Forecasters predict a loop for Hurricane Matthew that could bring it back to Florida next week

MIAMI _ Maybe don't put those storm shutters away this weekend after all.

As Hurricane Matthew continued on a path Thursday afternoon that would spare South Florida the worst of its Category 4 winds, the National Hurricane Center's five-day forecast showed the storm on a path that might have it heading back toward the region around the middle of next week.

While it's hardly certain, the 5 p.m. Thursday forecast shows Matthew likely skirting the East Coast, turning east around South Carolina and making a wide U-turn back south into the Atlantic Ocean. By Tuesday afternoon, the cone of uncertainty shows the storm could be anywhere from the coast off North Carolina to the Bahamas and possibly back on a track toward South Florida _ but, hopefully, as a significantly weaker tropical storm.

Some computer models predict Matthew will actually pass through the peninsula on a southwesterly track.

"It's a possibility but it's very uncertain," said Chuck Caracozza, a National Weather Service meteorologist. "There are several models that are showing it do that loop, but it's so far out that it's very uncertain."

Caracozza also said it's difficult to predict with any certainty how strong the storm would be by the middle of next week.

Weather Underground meteorologist Jeff Masters blamed the loop on the Bermuda High, a seasonal weather pattern blocking Matthew's path north.

"The Bermuda high is a very large high pressure system that fills most of the Atlantic," he said. "It's got bulges in it and a bulge is going to push westward over North Carolina and block Matthew from moving north."

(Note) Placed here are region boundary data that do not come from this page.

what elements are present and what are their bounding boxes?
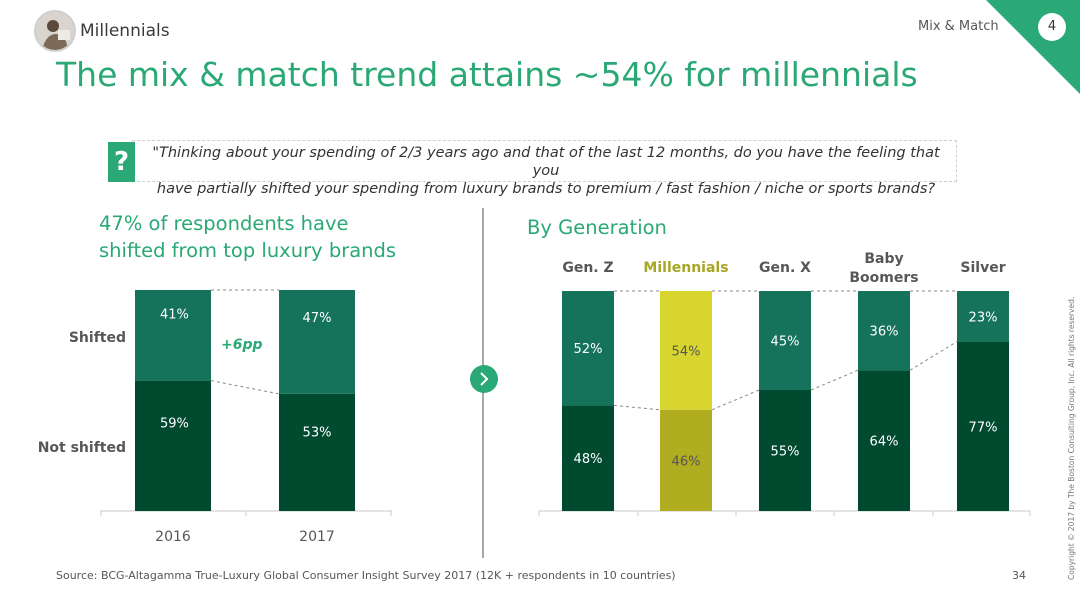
category-label-millennials: Millennials xyxy=(643,260,728,276)
data-label-not-shifted: 53% xyxy=(303,426,332,441)
copyright-note: Copyright © 2017 by The Boston Consultin… xyxy=(1067,296,1076,580)
question-line-2: have partially shifted your spending fro… xyxy=(156,181,936,197)
legend-shifted: Shifted xyxy=(69,330,126,346)
bar-lower-baby-boomers xyxy=(858,370,910,511)
bar-upper-gen-x xyxy=(759,291,811,390)
bar-upper-silver xyxy=(957,291,1009,342)
section-label: Millennials xyxy=(80,21,170,41)
bar-lower-gen-x xyxy=(759,390,811,511)
page-badge: 4 xyxy=(1038,13,1066,41)
left-heading-line-1: 47% of respondents have xyxy=(99,212,349,235)
bar-not-shifted-2016 xyxy=(135,380,211,511)
question-line-1: "Thinking about your spending of 2/3 yea… xyxy=(152,145,940,179)
data-label-lower: 77% xyxy=(969,420,998,435)
bar-upper-millennials xyxy=(660,291,712,410)
chevron-right-icon xyxy=(480,372,489,386)
left-heading: 47% of respondents have shifted from top… xyxy=(99,210,429,264)
source-note: Source: BCG-Altagamma True-Luxury Global… xyxy=(56,569,676,582)
data-label-lower: 55% xyxy=(771,445,800,460)
data-label-upper: 52% xyxy=(574,342,603,357)
connector-split xyxy=(909,341,958,371)
data-label-not-shifted: 59% xyxy=(160,417,189,432)
category-label-silver: Silver xyxy=(960,260,1005,276)
annotation-change: +6pp xyxy=(221,337,263,353)
legend-not-shifted: Not shifted xyxy=(38,440,126,456)
connector-split xyxy=(210,380,280,395)
bar-lower-millennials xyxy=(660,409,712,511)
data-label-shifted: 47% xyxy=(303,311,332,326)
left-heading-line-2: shifted from top luxury brands xyxy=(99,239,397,262)
bar-lower-gen-z xyxy=(562,405,614,511)
corner-triangle xyxy=(986,0,1080,94)
next-button[interactable] xyxy=(470,365,498,393)
category-label-gen-z: Gen. Z xyxy=(562,260,613,276)
question-text: "Thinking about your spending of 2/3 yea… xyxy=(140,144,952,198)
question-mark-icon: ? xyxy=(108,142,135,182)
bar-upper-gen-z xyxy=(562,291,614,406)
page-title: The mix & match trend attains ~54% for m… xyxy=(56,55,918,94)
data-label-upper: 36% xyxy=(870,325,899,340)
data-label-upper: 45% xyxy=(771,335,800,350)
x-tick-label: 2016 xyxy=(155,529,191,545)
x-tick-label: 2017 xyxy=(299,529,335,545)
bar-not-shifted-2017 xyxy=(279,393,355,511)
data-label-shifted: 41% xyxy=(160,308,189,323)
connector-split xyxy=(810,369,859,391)
category-label-gen-x: Gen. X xyxy=(759,260,811,276)
category-label-baby-boomers: Baby Boomers xyxy=(849,251,918,286)
chart-overall: 41% 59% 2016 47% 53% 2017 Shifted Not shifted +6… xyxy=(38,289,392,545)
bar-shifted-2017 xyxy=(279,290,355,394)
avatar xyxy=(34,10,76,52)
data-label-lower: 46% xyxy=(672,454,701,469)
data-label-lower: 48% xyxy=(574,452,603,467)
chart-by-generation: 52% 48% Gen. Z 54% 46% Millennials 45% 55% Gen. … xyxy=(538,251,1031,516)
connector-split xyxy=(613,404,661,411)
right-heading: By Generation xyxy=(527,216,667,239)
page-number: 34 xyxy=(1012,569,1026,582)
data-label-upper: 54% xyxy=(672,344,701,359)
connector-split xyxy=(711,389,760,411)
bar-lower-silver xyxy=(957,341,1009,511)
data-label-lower: 64% xyxy=(870,435,899,450)
bar-shifted-2016 xyxy=(135,290,211,381)
topic-label: Mix & Match xyxy=(918,19,999,34)
data-label-upper: 23% xyxy=(969,310,998,325)
bar-upper-baby-boomers xyxy=(858,291,910,371)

Once it blocks Matthew's path, the storm is likely to get steered by prevailing westerly winds that loop it back south. However, the likelihood that Matthew slams Florida and the Bahamas twice as a hurricane are slim. First it's got to survive stiff 63 mph wind shear forecast for later in the week, Masters said.

"When hurricanes start doing loops like this," he said, "the forecast accuracy gets really low."